The honorable member for Melbourne Ports also mentioned the fact that we had a new kind of rifle and said that there is not the same interest in rifle club training to-day as there was in the past. I believe that his sole reason for mentioning that was to give him an opportunity to refer to the rifle range at Williamstown. That happens to be in his electorate and he wants to keep on the good side of his constituents, who are urging that the land now occupied by the rifle range be used for housing. Those are the facts.

Let me point out the true position in connexion with rifle clubs. The honorable member for Melbourne Ports said that they lack support, that no interest is being taken in them. I contradict that :by quoting the following report of a statement made by the Minister for the Army (Mr. Cramer) on 12th March, 1957, which is not so long ago, under the heading " More Interest in Rifle Shooting ": -

An increased interest in rifle shooting in Australia had developed during the last financial year, with an improved membership to 43,822 in Australian rifle clubs.

The report went on to say -

There had been an increased membership of 859 members.

The Minister said that the efficiency of these clubs was higher than ever before. He pointed out that the highest standard of efficiency was enjoyed by Queensland, where it was 97 per cent., that the average for the Commonwealth was 94 per cent., and that the amount of money made available by the Commonwealth Government to assist rifle clubs was £45,249. He also pointed out that additional money had been made available for administrative costs and travelling. Under those circumstances, it will be readily appreciated that the honorable member for Melbourne Ports was a long way off the mark when he said that there was no interest in rifle shooting clubs to-day. As I pointed out earlier, his only purpose in saying that was to obtain the opportunity to refer to the Williamstown rifle range. I do not wish to enter into a debate as to whether rifle shooting should continue at Williamstown. My sole purpose is to approach all questions on a sound basis. As this debate has been in progress for some time, honorable members will appreciate that it is difficult to introduce new matter, and here I pay tribute to the honorable member for Hume (Mr. Anderson). In my opinion, he made the best speech I have heard during this debate on this subject. He introduced two vital questions. He asked: " Why does Russia want such a vast submarine fleet and such a huge navy; and why does she want such a tremendous army if she is looking for peace all the time " ? Those are pertinent questions, and the honorable member for Hume certainly made a most important contribution. After all, he is a man who has gained his experience under the most adverse conditions, in Malaya and other places, and whenever he speaks on military matters we must respect his opinions.
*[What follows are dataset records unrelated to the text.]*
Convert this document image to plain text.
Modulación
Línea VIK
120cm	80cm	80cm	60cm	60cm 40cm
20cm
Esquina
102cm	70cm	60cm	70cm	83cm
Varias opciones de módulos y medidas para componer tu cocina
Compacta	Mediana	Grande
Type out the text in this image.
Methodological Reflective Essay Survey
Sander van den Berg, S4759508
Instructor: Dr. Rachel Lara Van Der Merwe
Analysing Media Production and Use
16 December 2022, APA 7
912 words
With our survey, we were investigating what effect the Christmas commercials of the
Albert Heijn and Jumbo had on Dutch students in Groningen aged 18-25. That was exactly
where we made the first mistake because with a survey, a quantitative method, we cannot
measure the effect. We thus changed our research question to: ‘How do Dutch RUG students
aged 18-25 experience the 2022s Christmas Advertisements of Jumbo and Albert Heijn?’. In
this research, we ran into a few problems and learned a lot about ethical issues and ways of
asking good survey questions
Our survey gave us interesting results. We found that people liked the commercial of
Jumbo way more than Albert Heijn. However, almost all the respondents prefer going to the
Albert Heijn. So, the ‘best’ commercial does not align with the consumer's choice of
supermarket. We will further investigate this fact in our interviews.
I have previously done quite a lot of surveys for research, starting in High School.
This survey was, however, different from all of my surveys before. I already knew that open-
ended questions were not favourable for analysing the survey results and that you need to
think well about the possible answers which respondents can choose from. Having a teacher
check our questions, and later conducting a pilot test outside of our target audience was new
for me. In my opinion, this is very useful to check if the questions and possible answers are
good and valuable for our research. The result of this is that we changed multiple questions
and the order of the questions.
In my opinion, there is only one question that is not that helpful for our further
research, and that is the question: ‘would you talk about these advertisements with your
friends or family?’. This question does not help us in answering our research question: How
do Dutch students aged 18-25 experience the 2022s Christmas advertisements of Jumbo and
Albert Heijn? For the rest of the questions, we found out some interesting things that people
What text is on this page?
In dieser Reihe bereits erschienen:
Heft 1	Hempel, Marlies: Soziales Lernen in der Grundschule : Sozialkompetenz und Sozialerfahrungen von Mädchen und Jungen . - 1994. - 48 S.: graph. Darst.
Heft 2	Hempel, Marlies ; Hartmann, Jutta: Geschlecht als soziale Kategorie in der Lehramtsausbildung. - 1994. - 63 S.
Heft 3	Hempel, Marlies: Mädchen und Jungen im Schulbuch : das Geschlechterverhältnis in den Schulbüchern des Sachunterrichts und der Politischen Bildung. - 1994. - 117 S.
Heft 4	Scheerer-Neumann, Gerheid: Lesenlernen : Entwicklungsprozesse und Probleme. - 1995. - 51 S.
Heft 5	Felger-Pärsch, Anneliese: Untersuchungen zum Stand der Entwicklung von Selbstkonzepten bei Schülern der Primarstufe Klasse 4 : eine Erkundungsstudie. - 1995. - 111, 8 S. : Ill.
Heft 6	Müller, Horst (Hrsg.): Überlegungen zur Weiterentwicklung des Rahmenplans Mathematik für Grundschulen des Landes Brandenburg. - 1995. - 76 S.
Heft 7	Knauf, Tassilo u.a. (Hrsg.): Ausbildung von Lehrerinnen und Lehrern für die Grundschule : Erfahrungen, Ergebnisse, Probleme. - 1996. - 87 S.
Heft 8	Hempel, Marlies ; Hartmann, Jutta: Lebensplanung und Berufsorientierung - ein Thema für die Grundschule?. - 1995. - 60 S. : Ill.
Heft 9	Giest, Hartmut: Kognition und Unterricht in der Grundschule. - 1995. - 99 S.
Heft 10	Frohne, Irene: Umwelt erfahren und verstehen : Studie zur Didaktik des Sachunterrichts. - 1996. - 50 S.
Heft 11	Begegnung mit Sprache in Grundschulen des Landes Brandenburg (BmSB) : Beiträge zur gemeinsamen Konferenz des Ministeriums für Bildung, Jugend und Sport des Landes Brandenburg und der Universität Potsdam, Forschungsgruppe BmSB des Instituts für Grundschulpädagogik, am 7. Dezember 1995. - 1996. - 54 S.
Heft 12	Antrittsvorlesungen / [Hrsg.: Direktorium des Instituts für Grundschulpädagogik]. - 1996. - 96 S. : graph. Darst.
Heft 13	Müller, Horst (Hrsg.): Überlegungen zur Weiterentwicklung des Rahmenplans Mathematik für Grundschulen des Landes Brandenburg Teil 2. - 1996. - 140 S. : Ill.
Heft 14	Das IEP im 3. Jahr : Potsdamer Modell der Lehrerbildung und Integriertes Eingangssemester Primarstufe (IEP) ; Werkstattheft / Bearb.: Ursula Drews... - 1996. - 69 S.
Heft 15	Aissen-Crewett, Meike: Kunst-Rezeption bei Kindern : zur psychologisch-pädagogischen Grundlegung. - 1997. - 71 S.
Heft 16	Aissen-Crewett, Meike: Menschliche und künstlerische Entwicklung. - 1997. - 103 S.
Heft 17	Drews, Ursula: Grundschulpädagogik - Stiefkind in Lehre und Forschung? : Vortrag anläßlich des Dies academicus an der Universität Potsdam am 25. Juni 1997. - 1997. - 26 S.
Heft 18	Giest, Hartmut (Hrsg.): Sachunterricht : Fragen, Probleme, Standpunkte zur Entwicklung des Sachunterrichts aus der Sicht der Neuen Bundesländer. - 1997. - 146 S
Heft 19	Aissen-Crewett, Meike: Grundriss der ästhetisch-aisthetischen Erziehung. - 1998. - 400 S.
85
The honorable member for Lang (Mr. Stewart) said, " Let us hope, trust and pray that we will never have another war ". He reminds me of a statement made when

Napoleon was captured and imprisoned on the island of Elba. That statement was, " Now is the time to beat our spears into pruning hooks and our swords into ploughshares ". A few days after that statement was made, Napoleon had escaped from the island of Elba and the whole world as it was known then once more was aflame. We cannot rely on any indications one way or the other about war.

The honorable member for Lang said he opposed the use of nuclear weapons. He is not alone in that stand. I, too, oppose their use, but unless the ban on them is world wide it will add to the threat to world peace. Here. I suggest, it is pertinent to refer to a statement made by the Duke of Wellington. When asked by a lady, "What is a great victory like? " the Iron Duke said, " The greatest calamity in the world, madam, except a great defeat ". In war, irrespective of whether we win or lose the conflict, we always lose. The honorable member for Lang might express the hope that we shall not have another war, but I cannot see any foundation for hope of continued peace under a doctrine that suggests that the free nations ban the use of atomic weapons while Russia is allowed to continue perfecting them. Such a course could only give Russia world supremacy in this field, and divest us of our freedom. I believe in peace, but I do not believe in peace at any price.